Presidente dell’Anm, stop a magistrati iscritti a partiti

“Penso che la categoria dei magistrati abbia il dovere di sentirsi un’eccellenza del nostro paese ma da capo dell’Anm non posso che registrare che la percezione negativa esiste ed è giusto farci i conti. Come si risolve? Come si riacquista credibilità? Rimanendo ancorati ai fatti. Rinunciando alle pretese di generalizzazione”. E’ quanto afferma al Foglio Eugenio Albamonte, neo presidente dell’Anm. “Non nego – aggiunge – che a volte ci sia un eccesso di sovraesposizione. Bisogna avere la capacità di scegliere le giuste sedi in cui un pm o un giudice può dare il suo contributo. Il magistrato non deve solo essere terzo ma deve anche apparire tale”.
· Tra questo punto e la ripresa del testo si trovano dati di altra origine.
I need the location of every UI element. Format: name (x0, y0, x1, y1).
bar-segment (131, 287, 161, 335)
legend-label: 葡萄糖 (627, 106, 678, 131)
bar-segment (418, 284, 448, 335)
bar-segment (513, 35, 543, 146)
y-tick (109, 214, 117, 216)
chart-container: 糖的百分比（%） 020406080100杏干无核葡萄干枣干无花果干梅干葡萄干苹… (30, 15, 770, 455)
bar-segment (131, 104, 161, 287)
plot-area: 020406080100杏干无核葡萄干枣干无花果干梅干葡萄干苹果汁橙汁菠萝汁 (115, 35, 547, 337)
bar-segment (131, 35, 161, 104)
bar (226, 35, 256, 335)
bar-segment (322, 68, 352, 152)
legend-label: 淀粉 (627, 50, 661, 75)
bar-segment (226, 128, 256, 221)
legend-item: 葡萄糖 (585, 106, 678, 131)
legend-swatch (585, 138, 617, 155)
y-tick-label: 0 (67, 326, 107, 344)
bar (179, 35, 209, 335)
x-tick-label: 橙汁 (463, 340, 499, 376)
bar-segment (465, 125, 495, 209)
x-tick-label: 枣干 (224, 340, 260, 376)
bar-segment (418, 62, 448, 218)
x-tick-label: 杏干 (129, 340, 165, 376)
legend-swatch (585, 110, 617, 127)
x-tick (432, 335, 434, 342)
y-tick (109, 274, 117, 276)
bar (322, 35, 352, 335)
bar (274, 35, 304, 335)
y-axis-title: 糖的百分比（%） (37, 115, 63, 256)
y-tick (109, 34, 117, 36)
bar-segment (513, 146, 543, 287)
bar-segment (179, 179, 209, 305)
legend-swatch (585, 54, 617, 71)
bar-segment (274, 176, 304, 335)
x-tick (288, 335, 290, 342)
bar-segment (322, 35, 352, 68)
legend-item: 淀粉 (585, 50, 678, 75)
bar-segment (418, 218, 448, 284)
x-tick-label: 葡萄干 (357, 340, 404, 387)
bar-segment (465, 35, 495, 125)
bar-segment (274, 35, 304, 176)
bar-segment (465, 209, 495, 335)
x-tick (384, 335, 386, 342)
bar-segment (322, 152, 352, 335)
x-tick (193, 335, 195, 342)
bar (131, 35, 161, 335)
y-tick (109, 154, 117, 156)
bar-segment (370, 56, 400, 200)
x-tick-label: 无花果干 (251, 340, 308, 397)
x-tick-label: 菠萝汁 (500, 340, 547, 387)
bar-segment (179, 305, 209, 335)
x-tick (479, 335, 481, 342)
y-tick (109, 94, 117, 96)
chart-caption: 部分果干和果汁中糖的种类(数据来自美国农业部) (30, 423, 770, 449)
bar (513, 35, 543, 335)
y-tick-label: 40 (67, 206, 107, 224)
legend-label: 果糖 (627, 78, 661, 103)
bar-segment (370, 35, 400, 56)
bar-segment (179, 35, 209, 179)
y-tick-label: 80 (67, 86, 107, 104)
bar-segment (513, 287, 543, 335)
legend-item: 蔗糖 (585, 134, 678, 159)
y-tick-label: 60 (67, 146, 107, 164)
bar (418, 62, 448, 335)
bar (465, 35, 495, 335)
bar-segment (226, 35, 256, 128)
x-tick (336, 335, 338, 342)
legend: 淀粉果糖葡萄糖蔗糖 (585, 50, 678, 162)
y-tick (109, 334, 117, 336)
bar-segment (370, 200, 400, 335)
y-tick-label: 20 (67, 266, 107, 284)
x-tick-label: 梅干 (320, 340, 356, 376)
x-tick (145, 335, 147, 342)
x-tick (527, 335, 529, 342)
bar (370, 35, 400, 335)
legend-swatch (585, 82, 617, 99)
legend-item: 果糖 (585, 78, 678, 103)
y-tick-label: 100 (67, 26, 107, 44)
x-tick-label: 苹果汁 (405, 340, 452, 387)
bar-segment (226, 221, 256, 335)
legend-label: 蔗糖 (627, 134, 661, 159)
“Ci sono modi e modi di fare politica – prosegue – C’è la possibilità di concorrere per le cariche elettive alla Camera e al Senato. E poi c’è la possibilità di concorrere alla politica locale. Sul secondo punto, sinceramente, vedo il rischio di una opacizzazione dell’immagine del magistrato: il fatto di avere a che fare con spese, bilanci, modifiche di piani regolatori può creare ambiguità e non capisco i magistrati che si candidano a fare i sindaci o i governatori di regione. Sul primo punto, invece, fissando i giusti paletti, credo non ci sia nulla di male”. “Il caso Emiliano – osserva poi – dice che a 25 anni da Tangentopoli un magistrato si candida a guidare il più grande partito d’Italia. Devo dire che questo è un fatto inedito, anomalo. E’ una cosa grave che crea un cortocircuito. Noi abbiamo una norma che prevede tassativamente il divieto di iscrizione di un magistrato a un partito politico e, a meno che un partito non preveda che il proprio leader sia un non iscritto, il divieto di iscrizione a partiti politici dovrebbe essere tassativo”.